Furthermore, against the Omicron variant, ALG-097558 showed a ten-fold enhancement in cell-based potency versus nirmatrelvir.
Aligos noted that the planned efficacious doses of ALG-097558 could be attained in humans without requiring boosting with ritonavir.
The company expects to submit an application seeking clearance to commence a Phase I clinical trial in the second half of this year.

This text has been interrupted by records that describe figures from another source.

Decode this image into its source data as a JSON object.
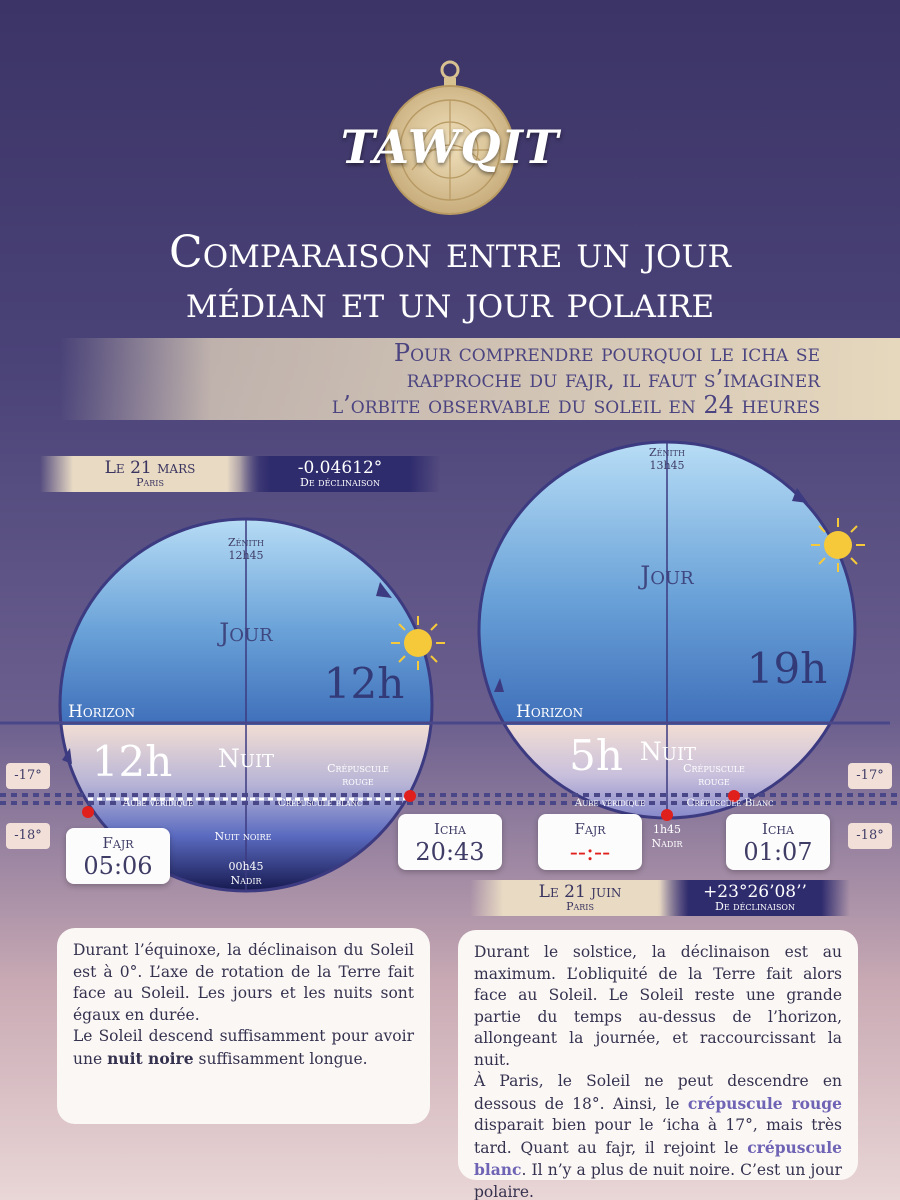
{
  "header": {
    "logo": "TAWQIT",
    "title_line1": "Comparaison entre un jour",
    "title_line2": "médian et un jour polaire",
    "subtitle_line1": "Pour comprendre pourquoi le icha se",
    "subtitle_line2": "rapproche du fajr, il faut s’imaginer",
    "subtitle_line3": "l’orbite observable du soleil en 24 heures"
  },
  "left_diagram": {
    "date": "Le 21 mars",
    "city": "Paris",
    "declination": "-0.04612°",
    "declination_label": "De déclinaison",
    "zenith": "Zénith",
    "zenith_time": "12h45",
    "day_label": "Jour",
    "day_duration": "12h",
    "horizon": "Horizon",
    "night_label": "Nuit",
    "night_duration": "12h",
    "red_twilight_line1": "Crépuscule",
    "red_twilight_line2": "rouge",
    "true_dawn": "Aube véridique",
    "white_twilight": "Crépuscule blanc",
    "dark_night": "Nuit noire",
    "nadir_time": "00h45",
    "nadir": "Nadir",
    "fajr_label": "Fajr",
    "fajr_time": "05:06",
    "icha_label": "Icha",
    "icha_time": "20:43",
    "angle_17": "-17°",
    "angle_18": "-18°"
  },
  "right_diagram": {
    "date": "Le 21 juin",
    "city": "Paris",
    "declination": "+23°26’08’’",
    "declination_label": "De déclinaison",
    "zenith": "Zénith",
    "zenith_time": "13h45",
    "day_label": "Jour",
    "day_duration": "19h",
    "horizon": "Horizon",
    "night_label": "Nuit",
    "night_duration": "5h",
    "red_twilight_line1": "Crépuscule",
    "red_twilight_line2": "rouge",
    "true_dawn": "Aube véridique",
    "white_twilight": "Crépuscule Blanc",
    "nadir_time": "1h45",
    "nadir": "Nadir",
    "fajr_label": "Fajr",
    "fajr_time": "--:--",
    "icha_label": "Icha",
    "icha_time": "01:07",
    "angle_17": "-17°",
    "angle_18": "-18°"
  },
  "text_left": {
    "p1": "Durant l’équinoxe, la déclinaison du Soleil est à 0°. L’axe de rotation de la Terre fait face au Soleil. Les jours et les nuits sont égaux en durée.",
    "p2_a": "Le Soleil descend suffisamment pour avoir une ",
    "p2_b": "nuit noire",
    "p2_c": " suffisamment longue."
  },
  "text_right": {
    "p1": "Durant le solstice, la déclinaison est au maximum. L’obliquité de la Terre fait alors face au Soleil. Le Soleil reste une grande partie du temps au-dessus de l’horizon, allongeant la journée, et raccourcissant la nuit.",
    "p2_a": "À Paris, le Soleil ne peut descendre en dessous de 18°. Ainsi, le ",
    "p2_b": "crépuscule rouge",
    "p2_c": " disparait bien pour le ‘icha à 17°, mais très tard. Quant au fajr, il rejoint le ",
    "p2_d": "crépuscule blanc",
    "p2_e": ". Il n’y a plus de nuit noire. C’est un jour polaire."
  },
  "colors": {
    "accent": "#4b4480",
    "highlight": "#6e63b4",
    "marker": "#e0201c",
    "sun": "#f5c93a"
  },
  "icons": [
    "astrolabe-icon",
    "sun-icon",
    "orbit-arrow-icon"
  ]
}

Aligos chairman and CEO said Lawrence Blatt said: “Despite the progress that vaccines have brought to combating the global Covid-19 pandemic, there remains an ongoing need for an orally administered potent antiviral therapeutic that broadly inhibits diverse strains of SARS-CoV-2 as this virus will continue to generate new variants that can potentially evade vaccine mediate immune responses.
“The rapid advancement of ALG-097558 as a protease inhibitor that has potent activity against a wide range of coronaviruses highlights our internal and our KU Leuven collaborators’ expertise in small molecule development for antiviral indications.”
In March this year, the company halted subject dosing in the first chronic hepatitis B (CHB) group of the Phase I ALG-020572-401 trial of its antisense oligonucleotide drug candidate, ALG-020572.
The drug development was also stopped after a participant experienced a serious adverse event.